Evaluation of MetICA on lower resolution metabolomic data
Although not described in the main text, the algorithm MetICA was tested on several
metabolic profiling datasets generated from TOF-MS (Synapt HDMS ao-Q-TOF, Waters,
Milford, MA) coupled to the ACQUITIY UPLC system (Waters, Milford, MA). The TOFMS was less sensitive and less accurate than FT-ICR-MS. As an example, same samples (45
wines fermented by 15 yeast strains) were analyzed on LC-TOF-MS in (-)ESI mode. The
dataset generated contained 11548 LC-MS features. Each LC-MS feature was a pair of
retention time (RT) and m/z. The test dataset 'Yeast-Experimental-LC-MS.dat' can be found at
https://github.com/daniellyz/MetICA.
MetICA was applied on the raw dataset by keeping 90% of total variance, thus 27 independent
components were extracted from each FastICA run. From 400 FastICA runs, 400 * 27 =
10800 estimated sources were clustered using CCA algorithm. Based on the distribution of
estimated sources, we have chosen 13 partitions to generate compact and well-separated
clusters (Figure A). The centrotypes of these clusters, or MetICA components, were evaluated
by comparing to 50 bootstrapped data in 100 MetICA runs. The bootstrapping score H has
explicitly ranked the MetICA components according to their statistical reliability (Figure B).
The consistency between different algorithm runs (the spread of box plots) indicated the
sensitivity of our evaluation.
In summary, for both high resolution (FT-ICR-MS) data and low resolution (LC-MS) data,
MetICA was able to reduce FastICA estimate errors by clustering estimated sources. It was
also able to select the most reliable components by bootstrapping. The sensitivity of these
evaluations has been proved in various datasets independent from data quality.

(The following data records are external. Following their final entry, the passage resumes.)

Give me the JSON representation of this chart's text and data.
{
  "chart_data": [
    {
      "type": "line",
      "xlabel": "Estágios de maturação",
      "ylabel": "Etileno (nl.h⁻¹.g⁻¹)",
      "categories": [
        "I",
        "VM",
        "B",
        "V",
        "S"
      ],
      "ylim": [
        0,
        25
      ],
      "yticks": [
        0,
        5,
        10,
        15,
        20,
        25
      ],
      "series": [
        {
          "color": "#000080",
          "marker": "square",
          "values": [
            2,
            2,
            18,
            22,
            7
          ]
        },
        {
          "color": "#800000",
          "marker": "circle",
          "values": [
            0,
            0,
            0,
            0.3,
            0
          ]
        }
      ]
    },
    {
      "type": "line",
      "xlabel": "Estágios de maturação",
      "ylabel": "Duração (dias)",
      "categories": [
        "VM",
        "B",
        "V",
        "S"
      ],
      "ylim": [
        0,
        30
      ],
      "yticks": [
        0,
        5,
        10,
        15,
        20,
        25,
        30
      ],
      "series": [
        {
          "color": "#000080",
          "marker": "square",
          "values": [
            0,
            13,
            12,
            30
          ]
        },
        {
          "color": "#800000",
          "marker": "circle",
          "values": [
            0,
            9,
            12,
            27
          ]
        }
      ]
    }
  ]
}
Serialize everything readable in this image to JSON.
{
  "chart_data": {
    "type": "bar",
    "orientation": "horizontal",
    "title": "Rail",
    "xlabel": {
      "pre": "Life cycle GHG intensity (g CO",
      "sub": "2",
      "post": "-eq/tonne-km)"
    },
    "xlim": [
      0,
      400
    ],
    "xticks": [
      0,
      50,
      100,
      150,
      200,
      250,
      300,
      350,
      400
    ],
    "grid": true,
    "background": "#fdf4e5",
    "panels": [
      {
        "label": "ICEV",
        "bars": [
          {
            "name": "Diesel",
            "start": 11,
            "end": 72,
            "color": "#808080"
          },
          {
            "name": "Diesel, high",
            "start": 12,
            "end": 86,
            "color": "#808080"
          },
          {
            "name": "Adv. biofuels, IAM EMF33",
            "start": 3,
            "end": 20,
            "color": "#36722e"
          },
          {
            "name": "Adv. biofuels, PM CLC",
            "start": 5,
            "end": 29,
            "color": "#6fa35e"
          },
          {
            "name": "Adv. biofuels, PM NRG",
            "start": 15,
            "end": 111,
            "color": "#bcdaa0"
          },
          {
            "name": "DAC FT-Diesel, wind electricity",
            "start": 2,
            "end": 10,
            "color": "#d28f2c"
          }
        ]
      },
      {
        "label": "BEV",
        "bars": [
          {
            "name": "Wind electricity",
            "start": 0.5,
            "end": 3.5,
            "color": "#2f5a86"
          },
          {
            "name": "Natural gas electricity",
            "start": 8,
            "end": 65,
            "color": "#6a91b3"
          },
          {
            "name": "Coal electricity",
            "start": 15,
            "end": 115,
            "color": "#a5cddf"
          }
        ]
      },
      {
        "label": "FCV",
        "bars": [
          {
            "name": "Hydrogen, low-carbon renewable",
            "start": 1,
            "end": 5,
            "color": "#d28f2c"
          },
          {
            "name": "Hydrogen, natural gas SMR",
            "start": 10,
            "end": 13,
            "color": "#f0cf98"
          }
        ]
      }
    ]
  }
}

Figure A Distribution of 10800 MetICA sources (for three background noise levels) when
projected on a 2D CCA space.
Figure B The distribution of H estimate of each MetICA component by box plot. The
components were sorted by their median.
We note also that ultrahigh resolution mass spectrometry, such as FT-ICR-MS, although
without chromatographic separation, generated more than 10 000 features. In non-targeted
metabolomics, various feature filtration techniques could be applied before statistical analysis
to avoid heavy computational load. For instance, we have applied the software Netcalc to
reduce the number of features from 20 000 to 2 700 (more details in Metabolomics data
acquisition and pre-treatment in the Method section).Our evaluation on raw LC-MS data has
shown the ability of MetICA to extract sensitively information from more than 10 000
features despite a longer execution time. Moreover, Netcalc-based feature filtration could be
applied to lower-resolution mass spectrometry without losing annotation confidence [1]. In
reality, we would hardly need to perform MetICA on data matrices that contain more than 10
000 features. Therefore heavy computational load was not problematic for either lower or
higher resolution MS-based metabolomics data.
[1] Forcisi S, Moritz F, Lucio M, Lehmann R, Stefan N, Schmitt-Kopplin P: Solutions for
low and high accuracy mass spectrometric data matching: a data-driven annotation
strategy in nontargeted metabolomics. Anal Chem 2015, 87:8917–8924.